Deciding, Transforming, and Doing: にする, くする, and する

In Japanese, verbs and particles often combine to convey nuanced meanings. Three such constructions are にする, くする, and する. Each has its own specific use and can significantly change the meaning of a sentence. Let's explore these structures with examples.

にする (ni suru)

The construction にする is used to indicate making a choice or decision. It can be translated as "to decide on" or "to choose."

にほん りょうり に します。 - I’ll choose Japanese cuisine.

In this sentence, にする shows a decision to have Japanese food.

コーヒー に しますか、それとも おちゃ に しますか。 - Will you have coffee or tea?

Here, the speaker is asking someone to make a choice between coffee and tea.

くする (ku suru)

The construction くする is used to indicate a change in state and is typically attached to adjectives. It can be translated as "to make something (adjective)."

へや を きれい に しました。 - I made the room clean.

In this example, きれい (clean) is an adjective, and にする indicates the action of making the room clean.

しずか に して ください。 - Please make it quiet.

Here, しずか (quiet) is the adjective, and にする is used to request a change in state to quietness.

する (suru)

The verb する is one of the most versatile verbs in Japanese, meaning "to do" or "to make." It can be used on its own or in combination with other words to describe actions or changes.

べんきょう する。 - To study.

Here, する simply means "to do" in the context of studying.
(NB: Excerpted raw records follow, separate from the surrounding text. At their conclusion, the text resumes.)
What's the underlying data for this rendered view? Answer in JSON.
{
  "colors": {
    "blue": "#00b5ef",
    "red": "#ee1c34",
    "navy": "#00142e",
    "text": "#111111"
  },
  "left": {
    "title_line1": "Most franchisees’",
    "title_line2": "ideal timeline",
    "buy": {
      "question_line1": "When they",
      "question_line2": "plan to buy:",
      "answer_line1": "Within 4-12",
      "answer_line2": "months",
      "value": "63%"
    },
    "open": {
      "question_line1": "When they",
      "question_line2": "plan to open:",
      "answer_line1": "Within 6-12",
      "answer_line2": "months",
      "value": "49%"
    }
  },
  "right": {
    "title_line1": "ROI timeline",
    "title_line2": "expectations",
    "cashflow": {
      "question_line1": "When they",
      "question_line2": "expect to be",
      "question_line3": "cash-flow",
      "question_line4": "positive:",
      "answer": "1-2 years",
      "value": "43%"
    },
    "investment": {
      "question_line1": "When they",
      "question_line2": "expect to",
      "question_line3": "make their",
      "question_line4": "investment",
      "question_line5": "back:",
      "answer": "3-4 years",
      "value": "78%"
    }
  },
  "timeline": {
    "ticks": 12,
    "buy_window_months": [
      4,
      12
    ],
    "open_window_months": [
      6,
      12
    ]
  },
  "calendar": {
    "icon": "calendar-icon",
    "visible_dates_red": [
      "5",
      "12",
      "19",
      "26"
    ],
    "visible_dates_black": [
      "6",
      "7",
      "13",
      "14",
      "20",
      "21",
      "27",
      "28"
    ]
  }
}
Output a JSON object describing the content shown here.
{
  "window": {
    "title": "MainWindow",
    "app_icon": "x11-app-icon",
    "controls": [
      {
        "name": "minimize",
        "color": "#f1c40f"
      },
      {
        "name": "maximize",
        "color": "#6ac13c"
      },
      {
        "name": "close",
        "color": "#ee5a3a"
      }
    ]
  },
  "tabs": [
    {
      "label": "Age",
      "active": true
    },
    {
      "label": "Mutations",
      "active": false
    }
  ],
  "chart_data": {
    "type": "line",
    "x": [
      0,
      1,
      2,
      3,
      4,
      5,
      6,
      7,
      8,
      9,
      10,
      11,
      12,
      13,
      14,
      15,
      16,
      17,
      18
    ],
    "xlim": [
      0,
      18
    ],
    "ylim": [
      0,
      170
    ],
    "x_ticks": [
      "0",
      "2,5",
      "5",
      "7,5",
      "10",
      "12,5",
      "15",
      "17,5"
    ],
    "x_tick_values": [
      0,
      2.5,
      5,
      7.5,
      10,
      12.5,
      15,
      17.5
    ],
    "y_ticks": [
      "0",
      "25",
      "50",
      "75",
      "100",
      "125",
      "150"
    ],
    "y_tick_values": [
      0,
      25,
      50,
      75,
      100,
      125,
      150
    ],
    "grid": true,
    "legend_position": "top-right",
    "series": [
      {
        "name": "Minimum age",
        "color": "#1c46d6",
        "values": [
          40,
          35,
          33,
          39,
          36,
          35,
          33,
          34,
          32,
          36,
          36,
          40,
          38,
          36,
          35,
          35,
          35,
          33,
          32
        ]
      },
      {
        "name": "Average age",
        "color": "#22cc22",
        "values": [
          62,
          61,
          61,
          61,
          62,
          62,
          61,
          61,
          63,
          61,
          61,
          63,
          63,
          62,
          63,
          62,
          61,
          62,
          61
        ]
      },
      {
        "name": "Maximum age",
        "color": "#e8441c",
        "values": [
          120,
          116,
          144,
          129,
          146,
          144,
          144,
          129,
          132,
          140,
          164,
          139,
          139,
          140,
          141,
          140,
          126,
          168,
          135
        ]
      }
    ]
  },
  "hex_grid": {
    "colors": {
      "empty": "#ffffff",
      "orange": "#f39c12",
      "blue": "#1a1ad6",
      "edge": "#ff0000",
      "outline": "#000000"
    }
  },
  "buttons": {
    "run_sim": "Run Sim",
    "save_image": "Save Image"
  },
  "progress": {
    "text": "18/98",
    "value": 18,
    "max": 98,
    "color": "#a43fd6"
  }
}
スポーツ を する。 - To play sports.

Again, する means "to do" or "to play" in the context of sports.

でんわ を する。 - To make a phone call.

In this sentence, する means "to make" in the context of making a phone call.

Combining にする, くする, and する

Let's see how these constructions can combine for more complex sentences.

しょくじ を カジュアル に する こと に しました。 - I decided to make the meal casual.

Here, にする is used twice. The first にする indicates changing the state of the meal to casual, and the second にする indicates making a decision.

へや を もっと きれい に する ため に、まいにち そうじ する こと に しました。 - To make the room cleaner, I decided to clean it every day.

In this example, くする (in the form of にする) is used to indicate making the room cleaner, and する is used to describe the action of cleaning.

Understanding にする, くする, and する is crucial for mastering the nuances of the Japanese language. These constructions allow speakers to express decisions, changes in state, and various actions, making them essential tools for effective communication. By practicing with different examples and contexts, learners can enhance their fluency and comprehension in Japanese.